Continua nel proprio impegno, la CPD di Torino (Consulta per le Persone in Difficoltà), per far modificare quella contestata Delibera Comunale che aveva stabilito il mantenimento dei parcheggi riservati “ad personam” soltanto nei casi in cui il familiare o l’assistente che provvede all’accompagnamento della persona con disabilità abbia la stessa residenza dell’assistito. Una norma che sta già creando varie situazioni quanto meno anomale, se non inique. L’Assessorato competente del capoluogo piemontese sta lavorando a un nuovo testo, da condividere poi con le Associazioni

Parcheggio per disabiliÈ già da alcuni mesi che la CPD di Torino (Consulta per le Persone in Difficoltà) sta interpellando l’Assessorato Comunale alla Viabilità e ai Trasporti del capoluogo piemontese, in merito a quella già discussa Delibera prodotta dalla precedente Giunta (n. 01992/119), che aveva stabilito il mantenimento dei parcheggi riservati ad personam soltanto nei casi in cui il familiare o l’assistente che provvede all’accompagnamento della persona con disabilità abbia la stessa residenza dell’assistito, accertabile dai registri anagrafici.

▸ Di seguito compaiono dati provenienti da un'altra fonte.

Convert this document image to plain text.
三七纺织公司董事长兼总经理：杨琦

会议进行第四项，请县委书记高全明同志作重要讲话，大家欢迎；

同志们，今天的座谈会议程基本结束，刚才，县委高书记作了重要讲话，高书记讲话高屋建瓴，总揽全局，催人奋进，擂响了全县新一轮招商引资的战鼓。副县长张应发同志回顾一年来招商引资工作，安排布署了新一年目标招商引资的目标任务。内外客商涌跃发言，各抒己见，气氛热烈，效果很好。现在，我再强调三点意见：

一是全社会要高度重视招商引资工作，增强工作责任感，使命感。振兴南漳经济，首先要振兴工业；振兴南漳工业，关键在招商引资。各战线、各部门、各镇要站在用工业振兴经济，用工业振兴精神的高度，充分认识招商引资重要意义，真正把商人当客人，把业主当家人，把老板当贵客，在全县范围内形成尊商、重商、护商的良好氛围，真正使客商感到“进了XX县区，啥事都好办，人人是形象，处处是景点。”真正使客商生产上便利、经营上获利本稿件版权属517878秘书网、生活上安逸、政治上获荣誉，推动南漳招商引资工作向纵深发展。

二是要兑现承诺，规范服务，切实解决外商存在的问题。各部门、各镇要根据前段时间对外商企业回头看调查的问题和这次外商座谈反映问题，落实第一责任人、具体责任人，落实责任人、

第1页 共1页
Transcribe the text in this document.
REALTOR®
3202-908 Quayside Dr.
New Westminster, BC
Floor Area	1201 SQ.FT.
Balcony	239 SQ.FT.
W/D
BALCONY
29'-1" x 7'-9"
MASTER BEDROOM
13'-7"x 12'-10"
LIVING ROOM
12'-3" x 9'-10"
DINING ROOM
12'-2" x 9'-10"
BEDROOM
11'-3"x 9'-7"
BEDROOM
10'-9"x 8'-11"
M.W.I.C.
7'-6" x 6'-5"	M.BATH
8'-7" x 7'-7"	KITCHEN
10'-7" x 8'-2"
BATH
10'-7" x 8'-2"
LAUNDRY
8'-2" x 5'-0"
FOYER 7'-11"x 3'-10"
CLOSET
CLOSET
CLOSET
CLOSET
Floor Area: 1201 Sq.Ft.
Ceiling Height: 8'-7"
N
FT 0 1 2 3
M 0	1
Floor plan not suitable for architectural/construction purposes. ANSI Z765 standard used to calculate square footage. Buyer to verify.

In tal senso, comunica in una nota la CPD, «a diverse famiglie sono già arrivate comunicazioni di rimozione dello stallo da parte della Polizia Municipale, anche in casi in cui l’assistente/accompagnatore vive con l’assistito, ma non può e non ha intenzione di prendere la residenza presso la sua abitazione; un figlio che assiste la madre con disabilità gravissima e la madre stessa risiedono allo stesso numero civico ma in due piani diversi e altre situazioni ancora».

A seguito dunque dei numerosi solleciti della stessa CPD, l’Assessorato competente ha comunicato che l’Ufficio Esercizio sta provvedendo alla riscrittura di quella Delibera, aggiungendo per altro che «l’opportunità di avere una normativa chiara e democratica richiede necessariamente del tempo per poter valutare l’impatto di una scelta rispetto ad un’altra». «A tal proposito – si legge ancora nella comunicazione inviata alla CPD dal Comune di Torino – si inserisce la difficoltà del Settore Esercizio di poter avere un controllo immediato sulle diverse situazioni, in quanto i sistemi informatici utilizzati sono basati su un software che non permette un controllo generale. Pertanto servirà «ancora un po’ di tempo, per poter arrivare a una versione da condividere poi con le Associazioni e giungere finalmente a una positiva conclusione della vicenda». (S.B.)